Pub Date: March 1st, 2006
ISBN: 1-56656-597-9
Publisher: Olive Branch/Interlink

An idiosyncratic account of Arab immigrants and their native-born children in America.

Orfalea (Writing/Pitzer College) doesn’t trade in ethnic history on a par with, say, Manuel Gonzales’s Mexicanos (1999) or Michael Coffey’s The Irish in America (1998). Rather, he offers a family-and-friends-based account of the three major waves of Arab immigration to the U.S., as with his reminiscence of a colleague: “In the dead of winter, in January 2005, Hisham Sharabi died of cancer in Beirut at 77. If not Palestine, at least he had palms and the sea and his beauties nearby. From my perch in California looking out at the snowy San Bernardinos, I see him smile.” Among his interviewees are writer Vance Bourjaily, “one of the only serious American novelists of Lebanese heritage to make a name for himself in fiction” (William Peter Blatty, of Exorcist fame, lacks sufficient gravitas to count); a Yemeni doctor in Michigan who has given up haunting libraries for fear of falling victim to the Patriot Act; actor F. Murray Abraham, who remarks, “I’m half Syrian, half Italian—of course I empathize with any Mediterranean people, especially Semites”; Paul Orfalea, founder of the Kinko’s copy shop chain; and entertainers Casey Kasem and Danny Thomas, ever careful to avoid alienating the mainstream audience.
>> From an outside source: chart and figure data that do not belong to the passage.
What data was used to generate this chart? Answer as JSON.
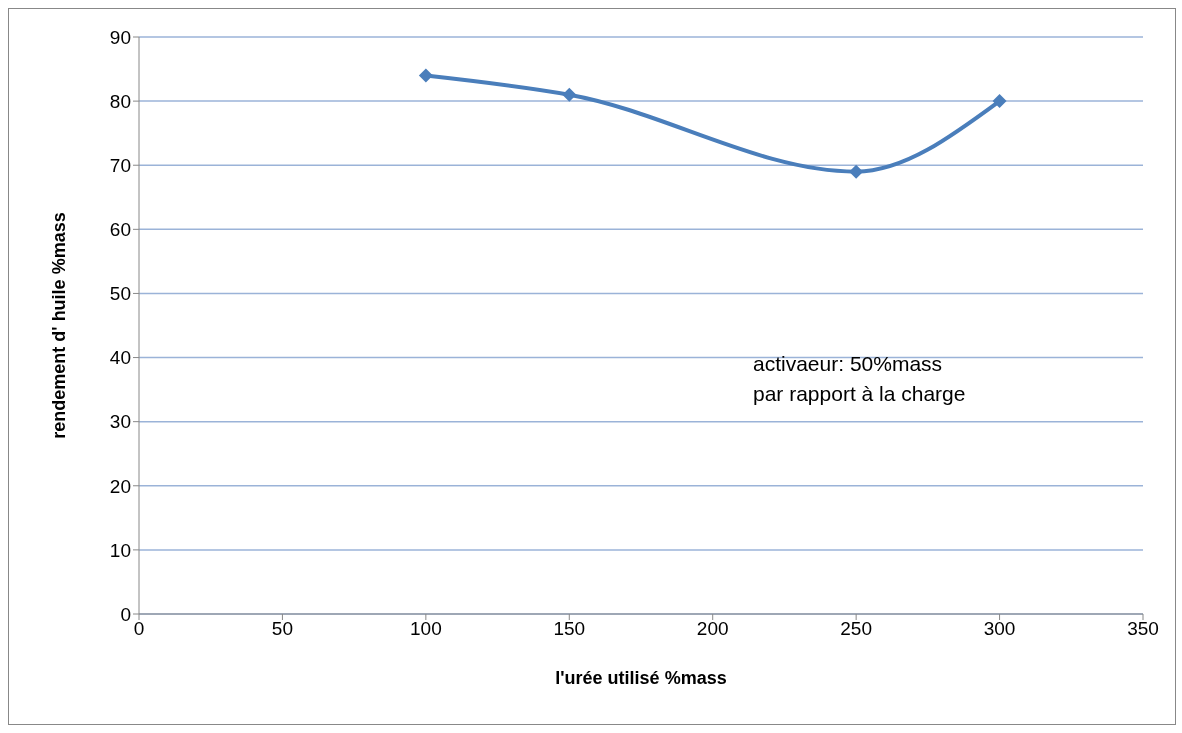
{
  "chart_data": {
    "type": "line",
    "xlabel": "l'urée utilisé %mass",
    "ylabel": "rendement d' huile %mass",
    "x": [
      100,
      150,
      250,
      300
    ],
    "series": [
      {
        "color": "#4a7ebb",
        "values": [
          84,
          81,
          69,
          80
        ]
      }
    ],
    "xlim": [
      0,
      350
    ],
    "xticks": [
      0,
      50,
      100,
      150,
      200,
      250,
      300,
      350
    ],
    "ylim": [
      0,
      90
    ],
    "yticks": [
      0,
      10,
      20,
      30,
      40,
      50,
      60,
      70,
      80,
      90
    ],
    "grid": "y",
    "legend": false,
    "marker": "diamond",
    "line_style": "solid",
    "annotations": [
      "activaeur: 50%mass\npar rapport à la charge"
    ]
  }
}
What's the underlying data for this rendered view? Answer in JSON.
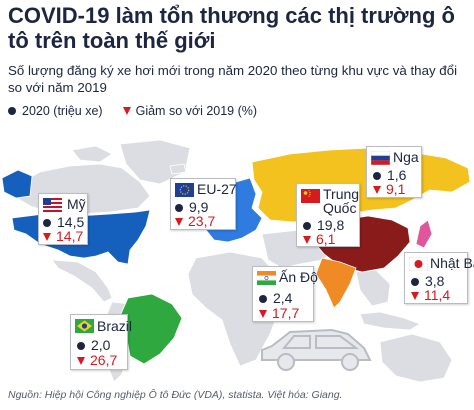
{
  "header": {
    "title": "COVID-19 làm tổn thương các thị trường ô tô trên toàn thế giới",
    "subtitle": "Số lượng đăng ký xe hơi mới trong năm 2020 theo từng khu vực và thay đổi so với năm 2019"
  },
  "legend": {
    "volume": "2020 (triệu xe)",
    "decline": "Giảm so với 2019 (%)"
  },
  "chart_data": {
    "type": "table",
    "title": "COVID-19 làm tổn thương các thị trường ô tô trên toàn thế giới",
    "subtitle": "Số lượng đăng ký xe hơi mới trong năm 2020 theo từng khu vực và thay đổi so với năm 2019",
    "columns": [
      "2020 (triệu xe)",
      "Giảm so với 2019 (%)"
    ],
    "rows": [
      {
        "region": "Mỹ",
        "registrations_2020": "14,5",
        "decline_pct": "14,7",
        "color": "#1560bd"
      },
      {
        "region": "EU-27",
        "registrations_2020": "9,9",
        "decline_pct": "23,7",
        "color": "#2f7be0"
      },
      {
        "region": "Nga",
        "registrations_2020": "1,6",
        "decline_pct": "9,1",
        "color": "#f3c21e"
      },
      {
        "region": "Trung Quốc",
        "registrations_2020": "19,8",
        "decline_pct": "6,1",
        "color": "#8a1b1b"
      },
      {
        "region": "Nhật Bản",
        "registrations_2020": "3,8",
        "decline_pct": "11,4",
        "color": "#e0569a"
      },
      {
        "region": "Ấn Độ",
        "registrations_2020": "2,4",
        "decline_pct": "17,7",
        "color": "#f08a24"
      },
      {
        "region": "Brazil",
        "registrations_2020": "2,0",
        "decline_pct": "26,7",
        "color": "#2ea83f"
      }
    ],
    "legend_position": "top-left"
  },
  "colors": {
    "text": "#1d2540",
    "decline": "#d71920",
    "land": "#dcdde2"
  },
  "footer": {
    "source": "Nguồn: Hiệp hội Công nghiệp Ô tô Đức (VDA), statista. Việt hóa: Giang."
  }
}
When Orfalea does write straight history, he often falls into error: Estevanico, servant of conquistadors, was a Moor, not an Arab, and was killed by Zunis, not Navajos; Hadj Ali, one of the first Muslim immigrants to America, was a Greek convert who used his birth name for official purposes, not an Arab who was forced by unfeeling immigration officials to take a non-Islamic name. Such slips serve the author’s contention that Arabs have suffered aplenty in the New World, but they undermine his authority.

A start toward recording the history of an underdocumented, influential presence in American society, but be warned: The book has mistakes.